The chairman of Saudi Orix Leasing Co. managed to launch Saudi Arabia’s first-ever domestic corporate bond issue in March, just days before the war started. SOLC had spent a year working with regulators and intermediaries to structure the landmark deal, and al-Omair wasn’t about to let that effort go to waste. The former Finance vice minister believes that once the Iraqi conflict is resolved, “things will go back to business as usual. I am always optimistic, never pessimistic.”

The 50 million-riyal ($13.3 million) offering is guaranteed by the International Finance Corp., the World Bank’s private sector lending arm, which owns 10 percent of SOLC, and by Saudi Investment Bank, which has a 28 percent stake. The guarantee ensures that the bond is treated as a banking product and therefore regulated by the Saudi Arabian Monetary Authority rather than subject to review by a shari’a court, where edicts are less predictable.

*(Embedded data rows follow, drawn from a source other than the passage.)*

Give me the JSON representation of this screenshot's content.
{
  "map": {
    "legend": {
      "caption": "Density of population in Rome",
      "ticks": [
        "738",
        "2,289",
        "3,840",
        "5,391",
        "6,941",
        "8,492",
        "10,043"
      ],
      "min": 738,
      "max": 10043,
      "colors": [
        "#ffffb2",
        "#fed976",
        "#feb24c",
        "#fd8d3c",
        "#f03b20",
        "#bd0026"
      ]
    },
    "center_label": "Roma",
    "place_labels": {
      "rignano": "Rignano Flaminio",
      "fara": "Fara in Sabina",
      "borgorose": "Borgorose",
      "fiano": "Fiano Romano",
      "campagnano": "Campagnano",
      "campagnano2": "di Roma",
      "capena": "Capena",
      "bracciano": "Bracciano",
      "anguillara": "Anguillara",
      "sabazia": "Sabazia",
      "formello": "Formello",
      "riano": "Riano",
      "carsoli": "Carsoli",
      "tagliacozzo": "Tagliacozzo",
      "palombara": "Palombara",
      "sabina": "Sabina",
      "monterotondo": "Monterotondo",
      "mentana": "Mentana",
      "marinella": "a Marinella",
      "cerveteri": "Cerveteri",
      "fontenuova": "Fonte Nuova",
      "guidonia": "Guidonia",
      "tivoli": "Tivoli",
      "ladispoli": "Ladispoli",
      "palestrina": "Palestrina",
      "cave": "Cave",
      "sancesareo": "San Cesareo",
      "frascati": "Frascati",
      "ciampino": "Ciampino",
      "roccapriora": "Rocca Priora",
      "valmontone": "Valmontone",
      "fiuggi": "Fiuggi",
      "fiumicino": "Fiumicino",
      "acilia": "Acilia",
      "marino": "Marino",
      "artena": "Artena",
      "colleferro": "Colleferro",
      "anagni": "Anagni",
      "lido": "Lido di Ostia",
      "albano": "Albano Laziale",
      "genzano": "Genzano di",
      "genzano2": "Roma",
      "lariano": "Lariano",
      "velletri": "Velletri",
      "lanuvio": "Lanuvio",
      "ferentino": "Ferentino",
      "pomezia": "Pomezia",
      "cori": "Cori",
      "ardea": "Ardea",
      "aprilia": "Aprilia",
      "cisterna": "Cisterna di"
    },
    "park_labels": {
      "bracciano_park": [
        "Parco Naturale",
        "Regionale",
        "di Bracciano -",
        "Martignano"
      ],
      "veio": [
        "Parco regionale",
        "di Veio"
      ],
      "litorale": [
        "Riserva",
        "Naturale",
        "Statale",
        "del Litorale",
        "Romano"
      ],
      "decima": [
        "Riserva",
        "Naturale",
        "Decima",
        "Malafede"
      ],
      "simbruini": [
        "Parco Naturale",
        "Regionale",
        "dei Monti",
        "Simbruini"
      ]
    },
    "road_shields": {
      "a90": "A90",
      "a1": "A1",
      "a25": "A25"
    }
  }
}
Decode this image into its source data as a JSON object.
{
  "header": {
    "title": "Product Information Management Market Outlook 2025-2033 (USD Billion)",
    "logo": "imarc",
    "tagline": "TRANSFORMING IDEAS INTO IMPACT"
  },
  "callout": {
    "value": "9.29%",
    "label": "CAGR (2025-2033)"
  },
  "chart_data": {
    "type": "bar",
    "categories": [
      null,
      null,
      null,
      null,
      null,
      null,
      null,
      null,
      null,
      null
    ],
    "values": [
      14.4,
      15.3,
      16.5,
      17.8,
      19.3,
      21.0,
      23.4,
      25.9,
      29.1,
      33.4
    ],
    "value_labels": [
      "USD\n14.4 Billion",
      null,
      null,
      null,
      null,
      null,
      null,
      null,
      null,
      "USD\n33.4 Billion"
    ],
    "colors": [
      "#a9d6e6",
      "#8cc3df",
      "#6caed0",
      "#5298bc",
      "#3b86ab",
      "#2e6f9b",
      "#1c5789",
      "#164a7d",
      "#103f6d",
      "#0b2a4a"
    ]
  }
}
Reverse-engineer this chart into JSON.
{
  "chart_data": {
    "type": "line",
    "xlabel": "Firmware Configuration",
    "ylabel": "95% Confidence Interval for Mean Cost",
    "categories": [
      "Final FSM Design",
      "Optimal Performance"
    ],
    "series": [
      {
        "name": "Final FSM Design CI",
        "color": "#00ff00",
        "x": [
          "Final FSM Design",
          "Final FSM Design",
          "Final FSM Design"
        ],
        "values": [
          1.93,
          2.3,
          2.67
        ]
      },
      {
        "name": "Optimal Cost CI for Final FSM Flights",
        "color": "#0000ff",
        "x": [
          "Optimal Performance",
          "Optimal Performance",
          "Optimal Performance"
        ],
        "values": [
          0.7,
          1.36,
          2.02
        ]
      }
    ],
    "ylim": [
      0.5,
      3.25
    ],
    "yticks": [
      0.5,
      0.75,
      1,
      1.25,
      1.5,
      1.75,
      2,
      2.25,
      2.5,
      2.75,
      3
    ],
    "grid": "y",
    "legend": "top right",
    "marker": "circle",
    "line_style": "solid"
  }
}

With the Saudi government weighing legislation to liberalize its capital markets, more companies could follow SOLC’s lead. “This is a modest transaction in terms of the size of the Saudi market and the potential,” says Sami Haddad, IFC’s director for the Middle East and North Africa.

This isn’t al-Omair’s first groundbreaking transaction. Two years ago he established SOLC in partnership with Japan’s Orix Leasing as the kingdom’s first nonbank financial company. In 1997 he launched the Saudi Arabian Investment Fund, the first vehicle to allow foreigners to buy Saudi stocks. And he’s already seeking partners for his next venture. “What the country needs,” he says, “is investment banking.”